Lexical analysis with lex

Using lex with yacc

If you work on a compiler project or develop a program to check the validity of an input language, you may want to use the UNIX system tool yacc (see ``Parsing with yacc''). yacc generates parsers, programs that analyze input to insure that it is syntactically correct. lex often forms a fruitful union with yacc in the compiler development context. Whether or not you plan to use lex with yacc, be sure to read this section because it covers information of interest to all lex programmers.

As noted, a program uses the lex-generated scanner by repeatedly calling the function yylex(). This name is used because a yacc-generated parser calls its lexical analyzer with this very name. To use lex to create the lexical analyzer for a compiler, you want to end each lex action with the statement return token, where token is a defined term whose value is an integer. The integer value of the token returned indicates to the parser what the lexical analyzer has found. The parser, called yyparse() by yacc, then resumes control and makes another call to the lexical analyzer when it needs another token.

In a compiler, the different values of the token indicate what, if any, reserved word of the language has been found or whether an identifier, constant, arithmetic operator, or relational operator has been found. In the latter cases, the analyzer must also specify the exact value of the token: what the identifier is, whether the constant is, say, 9 or 888, whether the operator is + or , and whether the relational operator is ``='' or ``>''. Consider the following portion of lex source (discussed in another context earlier) for a scanner that recognizes tokens in a "C-like" language:

    begin                          return(BEGIN);
    end                            return(END);
    while                          return(WHILE);
    if                             return(IF);
    package                        return(PACKAGE);
    reverse                        return(REVERSE);
    loop                           return(LOOP);
    [a-zA-Z][a-zA-Z0-9]           { tokval = put_in_tabl();
                                   return(IDENTIFIER); }
    [0-9]+                         { tokval = put_in_tabl();
                                   return(INTEGER); }
    \+                             { tokval = PLUS;
                                   return(ARITHOP); }
    \-                             { tokval = MINUS;
                                   return(ARITHOP); }
    >                              { tokval = GREATER;
                                   return(RELOP); }
    >=                             { tokval = GREATEREQL;
                                   return(RELOP); }

Despite appearances, the tokens returned, and the values assigned to tokval, are indeed integers. Good programming style dictates that we use informative terms such as BEGIN, END, WHILE, and so forth to signify the integers the parser understands, rather than use the integers themselves. You establish the association by using #define statements in your parser calling routine in C. For example,

   #define BEGIN  1
   #define END  2
     .
   #define PLUS 7
     .

If the need arises to change the integer for some token type, you then change the #define statement in the parser rather than hunt through the entire program changing every occurrence of the particular integer. In using yacc to generate your parser, insert the statement

   #include "y.tab.h"

in the definitions section of your lex source. The file y.tab.h, which is created when yacc is invoked with the -d option, provides #define statements that associate token names such as BEGIN, END, and so on with the integers of significance to the generated parser.

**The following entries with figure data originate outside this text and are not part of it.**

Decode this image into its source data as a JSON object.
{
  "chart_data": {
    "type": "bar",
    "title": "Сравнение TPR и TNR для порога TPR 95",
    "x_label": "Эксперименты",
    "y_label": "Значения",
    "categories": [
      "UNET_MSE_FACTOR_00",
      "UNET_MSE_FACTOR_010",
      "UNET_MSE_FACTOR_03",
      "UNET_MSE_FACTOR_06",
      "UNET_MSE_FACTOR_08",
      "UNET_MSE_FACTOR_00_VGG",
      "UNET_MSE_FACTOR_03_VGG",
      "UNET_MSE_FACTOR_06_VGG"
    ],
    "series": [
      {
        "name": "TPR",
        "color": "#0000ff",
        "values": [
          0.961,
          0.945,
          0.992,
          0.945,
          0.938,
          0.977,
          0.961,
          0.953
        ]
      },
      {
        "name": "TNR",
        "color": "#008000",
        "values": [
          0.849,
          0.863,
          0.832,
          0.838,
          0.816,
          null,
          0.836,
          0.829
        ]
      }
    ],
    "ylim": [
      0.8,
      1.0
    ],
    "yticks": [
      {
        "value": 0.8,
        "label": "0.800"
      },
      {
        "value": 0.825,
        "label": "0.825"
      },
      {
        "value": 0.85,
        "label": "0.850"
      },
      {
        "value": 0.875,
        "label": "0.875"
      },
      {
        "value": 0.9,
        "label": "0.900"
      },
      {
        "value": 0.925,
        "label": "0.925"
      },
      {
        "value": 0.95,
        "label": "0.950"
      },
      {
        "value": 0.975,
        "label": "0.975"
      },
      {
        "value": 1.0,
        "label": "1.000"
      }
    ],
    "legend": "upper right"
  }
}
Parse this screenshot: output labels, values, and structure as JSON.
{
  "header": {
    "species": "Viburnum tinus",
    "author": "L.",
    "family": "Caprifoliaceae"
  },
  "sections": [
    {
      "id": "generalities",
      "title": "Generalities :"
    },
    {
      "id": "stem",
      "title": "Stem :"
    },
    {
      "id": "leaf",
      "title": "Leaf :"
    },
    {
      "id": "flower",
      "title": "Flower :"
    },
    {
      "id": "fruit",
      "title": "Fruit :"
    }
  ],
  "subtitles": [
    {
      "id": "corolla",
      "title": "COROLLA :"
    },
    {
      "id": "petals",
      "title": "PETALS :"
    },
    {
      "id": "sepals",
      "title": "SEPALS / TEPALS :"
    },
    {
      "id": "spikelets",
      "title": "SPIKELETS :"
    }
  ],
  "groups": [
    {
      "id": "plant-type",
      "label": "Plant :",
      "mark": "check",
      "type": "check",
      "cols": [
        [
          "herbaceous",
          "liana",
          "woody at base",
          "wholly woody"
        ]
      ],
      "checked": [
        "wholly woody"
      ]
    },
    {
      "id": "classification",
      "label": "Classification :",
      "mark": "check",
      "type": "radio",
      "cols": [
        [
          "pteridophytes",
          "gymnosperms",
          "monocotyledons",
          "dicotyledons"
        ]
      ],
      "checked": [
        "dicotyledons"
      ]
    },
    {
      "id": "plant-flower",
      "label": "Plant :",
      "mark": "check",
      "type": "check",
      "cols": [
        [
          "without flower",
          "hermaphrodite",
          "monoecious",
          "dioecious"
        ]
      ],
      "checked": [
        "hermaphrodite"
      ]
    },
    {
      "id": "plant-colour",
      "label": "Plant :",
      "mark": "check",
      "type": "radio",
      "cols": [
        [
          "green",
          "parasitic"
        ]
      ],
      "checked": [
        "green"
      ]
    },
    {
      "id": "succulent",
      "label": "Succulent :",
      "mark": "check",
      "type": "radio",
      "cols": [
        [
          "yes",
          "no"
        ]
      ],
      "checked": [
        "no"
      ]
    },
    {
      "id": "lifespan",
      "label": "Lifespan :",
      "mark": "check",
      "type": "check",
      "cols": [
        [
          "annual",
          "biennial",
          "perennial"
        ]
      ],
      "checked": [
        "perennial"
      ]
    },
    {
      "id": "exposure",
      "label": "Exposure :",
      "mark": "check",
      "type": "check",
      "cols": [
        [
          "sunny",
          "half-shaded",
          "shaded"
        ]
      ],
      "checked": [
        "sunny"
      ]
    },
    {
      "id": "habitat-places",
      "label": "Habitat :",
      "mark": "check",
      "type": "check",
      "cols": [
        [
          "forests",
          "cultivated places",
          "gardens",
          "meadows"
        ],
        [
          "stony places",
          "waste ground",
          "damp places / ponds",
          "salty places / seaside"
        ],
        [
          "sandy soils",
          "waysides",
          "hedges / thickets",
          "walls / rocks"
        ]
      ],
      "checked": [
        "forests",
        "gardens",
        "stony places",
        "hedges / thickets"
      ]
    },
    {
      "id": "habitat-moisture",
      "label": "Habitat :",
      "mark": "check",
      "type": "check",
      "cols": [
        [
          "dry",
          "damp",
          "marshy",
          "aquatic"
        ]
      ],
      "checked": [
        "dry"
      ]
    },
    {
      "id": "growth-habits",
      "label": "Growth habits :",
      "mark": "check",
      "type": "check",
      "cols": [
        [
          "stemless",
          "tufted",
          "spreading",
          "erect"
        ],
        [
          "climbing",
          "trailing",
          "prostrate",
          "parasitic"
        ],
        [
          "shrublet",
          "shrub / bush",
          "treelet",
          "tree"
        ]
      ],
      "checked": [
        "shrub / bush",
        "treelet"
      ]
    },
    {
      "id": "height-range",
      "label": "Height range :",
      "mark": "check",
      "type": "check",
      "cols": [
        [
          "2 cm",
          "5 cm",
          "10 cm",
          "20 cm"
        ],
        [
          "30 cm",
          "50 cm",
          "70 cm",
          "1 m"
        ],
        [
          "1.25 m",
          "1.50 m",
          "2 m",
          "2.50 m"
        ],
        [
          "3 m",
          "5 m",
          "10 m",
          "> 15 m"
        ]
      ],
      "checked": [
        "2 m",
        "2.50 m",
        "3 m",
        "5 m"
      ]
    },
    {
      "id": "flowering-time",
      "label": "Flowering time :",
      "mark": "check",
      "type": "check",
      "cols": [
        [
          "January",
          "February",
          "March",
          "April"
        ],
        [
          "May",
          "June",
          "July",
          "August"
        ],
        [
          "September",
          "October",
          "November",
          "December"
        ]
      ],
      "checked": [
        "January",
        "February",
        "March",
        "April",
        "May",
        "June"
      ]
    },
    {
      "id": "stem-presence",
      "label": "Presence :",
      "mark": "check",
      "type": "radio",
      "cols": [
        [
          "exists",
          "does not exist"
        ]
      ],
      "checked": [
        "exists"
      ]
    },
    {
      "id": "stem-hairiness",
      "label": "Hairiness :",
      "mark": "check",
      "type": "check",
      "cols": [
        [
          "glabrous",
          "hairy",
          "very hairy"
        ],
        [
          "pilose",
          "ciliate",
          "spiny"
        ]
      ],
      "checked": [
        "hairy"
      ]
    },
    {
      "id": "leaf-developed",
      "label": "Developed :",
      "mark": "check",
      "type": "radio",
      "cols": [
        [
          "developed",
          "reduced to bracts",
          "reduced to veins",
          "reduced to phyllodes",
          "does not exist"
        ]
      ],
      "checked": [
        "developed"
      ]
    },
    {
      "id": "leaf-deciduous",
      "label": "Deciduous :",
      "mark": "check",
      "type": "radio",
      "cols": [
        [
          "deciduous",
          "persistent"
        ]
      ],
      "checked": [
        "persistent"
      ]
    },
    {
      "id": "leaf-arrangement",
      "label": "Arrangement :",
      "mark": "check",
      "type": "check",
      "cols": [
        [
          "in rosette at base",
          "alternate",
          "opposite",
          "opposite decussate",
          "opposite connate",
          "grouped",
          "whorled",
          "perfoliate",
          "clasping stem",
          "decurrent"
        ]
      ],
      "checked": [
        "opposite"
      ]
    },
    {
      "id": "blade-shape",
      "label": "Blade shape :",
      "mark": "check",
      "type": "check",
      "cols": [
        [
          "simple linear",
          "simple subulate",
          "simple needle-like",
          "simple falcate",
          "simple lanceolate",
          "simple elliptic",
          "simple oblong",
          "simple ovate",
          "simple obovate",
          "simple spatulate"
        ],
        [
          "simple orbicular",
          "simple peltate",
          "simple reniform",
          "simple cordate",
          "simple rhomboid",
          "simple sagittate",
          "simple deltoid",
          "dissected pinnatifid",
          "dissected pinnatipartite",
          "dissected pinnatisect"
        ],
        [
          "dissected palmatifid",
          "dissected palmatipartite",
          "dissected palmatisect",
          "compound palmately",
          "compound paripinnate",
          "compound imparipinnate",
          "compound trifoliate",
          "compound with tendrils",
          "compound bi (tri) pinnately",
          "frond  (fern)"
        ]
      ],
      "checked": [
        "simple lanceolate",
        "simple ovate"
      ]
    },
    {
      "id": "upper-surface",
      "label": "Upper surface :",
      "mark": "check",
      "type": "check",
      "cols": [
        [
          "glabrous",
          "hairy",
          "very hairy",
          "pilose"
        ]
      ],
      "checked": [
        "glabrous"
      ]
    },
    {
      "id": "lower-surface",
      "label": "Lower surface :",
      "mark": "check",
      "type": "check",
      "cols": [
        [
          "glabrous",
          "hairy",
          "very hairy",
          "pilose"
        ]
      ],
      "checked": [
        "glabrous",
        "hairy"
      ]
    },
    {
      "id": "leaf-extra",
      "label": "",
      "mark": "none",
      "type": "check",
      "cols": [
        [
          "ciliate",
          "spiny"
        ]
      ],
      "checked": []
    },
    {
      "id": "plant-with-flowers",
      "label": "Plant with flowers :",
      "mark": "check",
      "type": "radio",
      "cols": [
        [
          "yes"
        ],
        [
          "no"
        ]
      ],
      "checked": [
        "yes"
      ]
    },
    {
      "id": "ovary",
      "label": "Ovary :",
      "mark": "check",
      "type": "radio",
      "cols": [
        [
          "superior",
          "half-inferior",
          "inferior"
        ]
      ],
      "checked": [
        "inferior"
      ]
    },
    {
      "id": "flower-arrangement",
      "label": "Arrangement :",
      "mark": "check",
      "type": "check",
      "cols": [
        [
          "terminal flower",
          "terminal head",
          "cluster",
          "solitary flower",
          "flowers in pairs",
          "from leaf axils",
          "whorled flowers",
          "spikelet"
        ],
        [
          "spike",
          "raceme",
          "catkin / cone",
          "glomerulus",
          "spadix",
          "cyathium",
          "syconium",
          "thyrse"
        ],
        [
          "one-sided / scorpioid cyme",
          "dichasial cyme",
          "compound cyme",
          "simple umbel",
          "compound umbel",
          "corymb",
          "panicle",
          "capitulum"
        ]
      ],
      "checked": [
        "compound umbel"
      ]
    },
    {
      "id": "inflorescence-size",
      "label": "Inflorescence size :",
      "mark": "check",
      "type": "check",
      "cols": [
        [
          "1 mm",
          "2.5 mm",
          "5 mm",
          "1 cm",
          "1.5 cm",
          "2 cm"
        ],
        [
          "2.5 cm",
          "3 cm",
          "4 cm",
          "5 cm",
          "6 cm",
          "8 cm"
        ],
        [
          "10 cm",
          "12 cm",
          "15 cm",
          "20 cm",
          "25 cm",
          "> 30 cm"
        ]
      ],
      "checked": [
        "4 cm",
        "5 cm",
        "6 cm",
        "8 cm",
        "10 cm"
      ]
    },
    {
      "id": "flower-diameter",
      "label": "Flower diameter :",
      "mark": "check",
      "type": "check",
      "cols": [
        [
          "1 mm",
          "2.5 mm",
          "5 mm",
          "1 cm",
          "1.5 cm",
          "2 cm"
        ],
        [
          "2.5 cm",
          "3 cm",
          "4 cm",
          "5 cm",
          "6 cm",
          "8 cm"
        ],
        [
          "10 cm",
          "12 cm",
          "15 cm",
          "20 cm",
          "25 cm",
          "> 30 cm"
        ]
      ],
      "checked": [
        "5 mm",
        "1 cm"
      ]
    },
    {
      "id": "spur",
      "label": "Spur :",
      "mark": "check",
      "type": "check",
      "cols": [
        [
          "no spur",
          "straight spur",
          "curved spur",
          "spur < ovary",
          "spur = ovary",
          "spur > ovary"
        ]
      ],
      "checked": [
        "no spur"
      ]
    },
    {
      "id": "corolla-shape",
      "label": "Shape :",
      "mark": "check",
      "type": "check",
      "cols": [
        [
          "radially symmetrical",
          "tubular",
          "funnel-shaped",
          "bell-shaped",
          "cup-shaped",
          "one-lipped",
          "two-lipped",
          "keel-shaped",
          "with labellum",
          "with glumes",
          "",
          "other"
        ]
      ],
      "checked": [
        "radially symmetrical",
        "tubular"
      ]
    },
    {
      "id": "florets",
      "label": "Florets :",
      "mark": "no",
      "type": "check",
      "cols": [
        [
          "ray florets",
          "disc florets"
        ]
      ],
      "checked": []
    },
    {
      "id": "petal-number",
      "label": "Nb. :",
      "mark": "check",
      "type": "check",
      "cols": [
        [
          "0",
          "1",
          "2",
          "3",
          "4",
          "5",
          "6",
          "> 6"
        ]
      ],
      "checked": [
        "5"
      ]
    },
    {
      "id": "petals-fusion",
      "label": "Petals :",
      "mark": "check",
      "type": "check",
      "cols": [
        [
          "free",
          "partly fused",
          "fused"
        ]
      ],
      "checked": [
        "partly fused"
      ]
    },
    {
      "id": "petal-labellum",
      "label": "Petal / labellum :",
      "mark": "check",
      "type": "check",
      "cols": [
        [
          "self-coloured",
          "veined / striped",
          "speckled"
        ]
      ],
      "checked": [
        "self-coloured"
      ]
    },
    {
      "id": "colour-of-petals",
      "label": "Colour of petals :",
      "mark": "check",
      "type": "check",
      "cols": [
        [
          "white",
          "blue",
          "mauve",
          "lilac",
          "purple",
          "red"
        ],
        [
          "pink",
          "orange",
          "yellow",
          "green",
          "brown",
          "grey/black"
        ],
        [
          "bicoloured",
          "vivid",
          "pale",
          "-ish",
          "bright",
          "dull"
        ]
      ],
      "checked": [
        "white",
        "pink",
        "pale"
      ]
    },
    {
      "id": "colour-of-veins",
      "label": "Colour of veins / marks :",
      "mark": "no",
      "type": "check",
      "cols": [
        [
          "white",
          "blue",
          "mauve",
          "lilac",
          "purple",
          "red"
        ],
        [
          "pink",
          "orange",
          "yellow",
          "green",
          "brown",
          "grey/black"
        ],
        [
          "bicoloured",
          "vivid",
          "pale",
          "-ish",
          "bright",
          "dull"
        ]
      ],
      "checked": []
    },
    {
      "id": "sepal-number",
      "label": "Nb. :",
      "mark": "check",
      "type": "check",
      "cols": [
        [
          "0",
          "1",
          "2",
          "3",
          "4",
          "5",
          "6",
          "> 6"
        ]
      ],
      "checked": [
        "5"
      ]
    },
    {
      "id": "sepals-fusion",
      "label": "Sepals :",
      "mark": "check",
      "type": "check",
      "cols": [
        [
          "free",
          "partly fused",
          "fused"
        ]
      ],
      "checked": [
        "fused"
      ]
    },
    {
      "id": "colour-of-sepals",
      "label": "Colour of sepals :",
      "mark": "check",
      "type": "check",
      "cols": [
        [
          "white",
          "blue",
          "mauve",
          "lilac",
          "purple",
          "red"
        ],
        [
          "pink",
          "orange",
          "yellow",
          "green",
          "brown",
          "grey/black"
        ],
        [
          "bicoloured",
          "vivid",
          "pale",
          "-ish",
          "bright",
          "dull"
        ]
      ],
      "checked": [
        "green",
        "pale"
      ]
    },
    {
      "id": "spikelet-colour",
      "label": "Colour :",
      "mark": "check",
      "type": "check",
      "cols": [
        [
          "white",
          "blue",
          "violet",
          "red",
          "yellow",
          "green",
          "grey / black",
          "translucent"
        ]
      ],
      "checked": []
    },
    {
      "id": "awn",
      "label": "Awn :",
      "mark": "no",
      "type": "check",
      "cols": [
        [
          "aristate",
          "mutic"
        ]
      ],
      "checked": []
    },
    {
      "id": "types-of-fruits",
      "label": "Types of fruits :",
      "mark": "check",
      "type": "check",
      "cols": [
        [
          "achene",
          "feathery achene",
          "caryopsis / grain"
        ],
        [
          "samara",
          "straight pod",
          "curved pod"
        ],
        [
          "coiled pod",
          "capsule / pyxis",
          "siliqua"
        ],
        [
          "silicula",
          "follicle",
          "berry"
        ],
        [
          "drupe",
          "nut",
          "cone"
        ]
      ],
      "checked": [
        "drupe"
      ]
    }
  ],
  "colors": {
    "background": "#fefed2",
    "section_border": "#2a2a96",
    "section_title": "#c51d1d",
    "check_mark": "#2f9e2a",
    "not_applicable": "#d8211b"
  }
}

To indicate the reserved words in the example, the returned integer values suffice. For the other token types, the integer value of the token type is stored in the programmer-defined variable tokval. This variable, whose definition was an example in the definitions section, is globally defined so that the parser as well as the lexical analyzer can access it. yacc provides the variable
yylval for the same purpose.

Note that the example shows two ways to assign a value to tokval. First, a function put_in_tabl() places the name and type of the identifier or constant in a symbol table so that the compiler can refer to it in this or a later stage of the compilation process. More to the present point, put_in_tabl() assigns a type value to tokval so that the parser can use the information immediately to determine the syntactic correctness of the input text. The function put_in_tabl() would be a routine that the compiler writer might place in the user routines section of the parser. Second, in the last few actions of the example, tokval is assigned a specific integer indicating which arithmetic or relational operator the scanner recognized. If the variable PLUS, for instance, is associated with the integer 7 by means of the #define statement above, then when a + is recognized, the action assigns to tokval the value 7, which indicates the +. The scanner indicates the general class of operator by the value it returns to the parser (that is, the integer signified by ARITHOP or RELOP).

In using lex with yacc, either may be run first. The command

   $ yacc -d grammar.y

generates a parser in the file y.tab.c. As noted, the -d option creates the file y.tab.h, which contains the #define statements that associate the yacc-assigned integer token values with the user-defined token names. Now you can invoke lex with the command

   $ lex lex.l

then compile and link the output files with the command

   $ cc lex.yy.c y.tab.c -ly -ll

Note that the yacc library is loaded (via -ly) before the lex library (via -ll) to ensure that the supplied main() will call the yacc parser.